Description
Missing broadcast causes abort.
So, I ran into a bug where the optimized kernel library, op_add, op_sub, and op_div are missing broadcast support. I specifically ran into it when trying to add a 2x8x12x12 tensor with a 2x1x12x12 tensor. (I only ran into it when I was doing batch size of greater than 1, which is my assumption why this has not been an issue?)
The cause of this seems to be an update a while back that presumably added new optimization paths for use with op_mul:
enum class ElementwiseOptimizedPath {
kNone,
kTreatAs1d,
kBroadcast2dBy1d,
kBroadcast2dBy1dReverseArguments,
kBroadcastNdByNd,
kBroadcastNdByNdReverseArguments,
kBroadcastLastDim,
kBroadcastLastDimReverseArguments,
};
However, the first 4 are the only ones known in op_add, op_sub, and op_div, and the logic falls to an error if it encounters an unexpected optimization path.

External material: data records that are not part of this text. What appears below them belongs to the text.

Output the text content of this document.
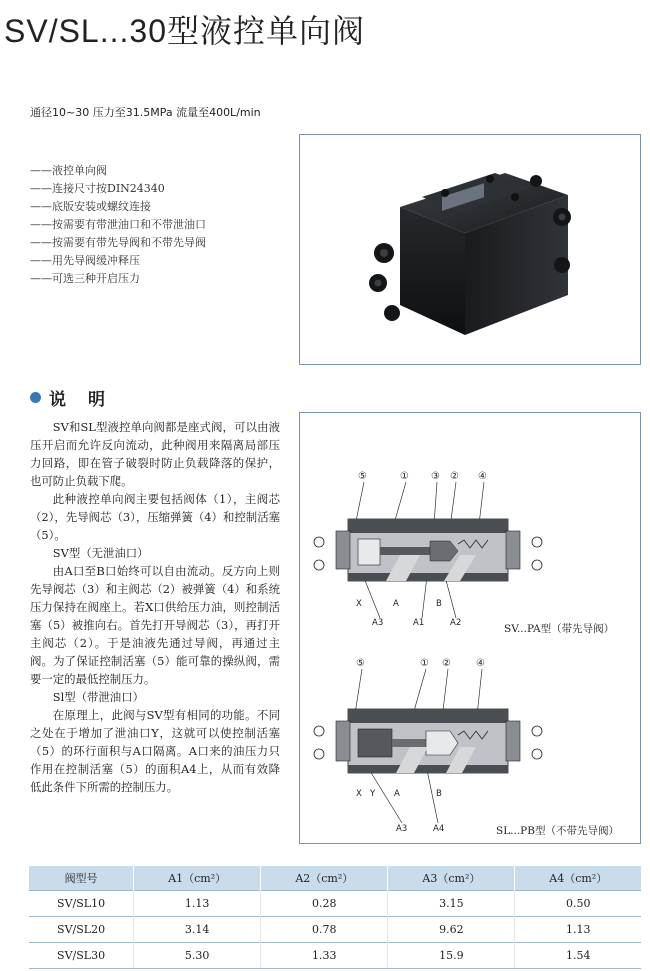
SV/SL...30型液控单向阀
通径10~30 压力至31.5MPa 流量至400L/min
——液控单向阀
——连接尺寸按DIN24340
——底版安装或螺纹连接
——按需要有带泄油口和不带泄油口
——按需要有带先导阀和不带先导阀
——用先导阀缓冲释压
——可选三种开启压力
说明

SV和SL型液控单向阀都是座式阀，可以由液压开启而允许反向流动，此种阀用来隔离局部压力回路，即在管子破裂时防止负载降落的保护，也可防止负载下爬。

此种液控单向阀主要包括阀体（1），主阀芯（2），先导阀芯（3），压缩弹簧（4）和控制活塞（5）。

SV型（无泄油口）

由A口至B口始终可以自由流动。反方向上则先导阀芯（3）和主阀芯（2）被弹簧（4）和系统压力保持在阀座上。若X口供给压力油，则控制活塞（5）被推向右。首先打开导阀芯（3），再打开主阀芯（2）。于是油液先通过导阀，再通过主阀。为了保证控制活塞（5）能可靠的操纵阀，需要一定的最低控制压力。

Sl型（带泄油口）

在原理上，此阀与SV型有相同的功能。不同之处在于增加了泄油口Y，这就可以使控制活塞（5）的环行面积与A口隔离。A口来的油压力只作用在控制活塞（5）的面积A4上，从而有效降低此条件下所需的控制压力。

⑤	① ③ ② ④
X	A	B
A3	A1	A2
⑤	① ②	④
X Y A	B
A3	A4
SV...PA型（带先导阀）
SL...PB型（不带先导阀）
阀型号	A1（cm²）	A2（cm²）	A3（cm²）	A4（cm²）
SV/SL10	1.13	0.28	3.15	0.50
SV/SL20	3.14	0.78	9.62	1.13
SV/SL30	5.30	1.33	15.9	1.54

Playing with it, a quick and dirty fix is to add a check for if we are using one of the un-implemented broadcasts, then fallback to kNone
auto selected_optimized_path = select_optimized_path(a, b, out);
if (selected_optimized_path == ElementwiseOptimizedPath::kBroadcastNdByNd ||
selected_optimized_path == ElementwiseOptimizedPath::kBroadcastNdByNdReverseArguments ||
selected_optimized_path == ElementwiseOptimizedPath::kBroadcastLastDim ||
selected_optimized_path == ElementwiseOptimizedPath::kBroadcastLastDimReverseArguments) {
selected_optimized_path = ElementwiseOptimizedPath::kNone;
}
That is obviously non-ideal, but was my temp fix for myself.
Versions
Executorch main branch.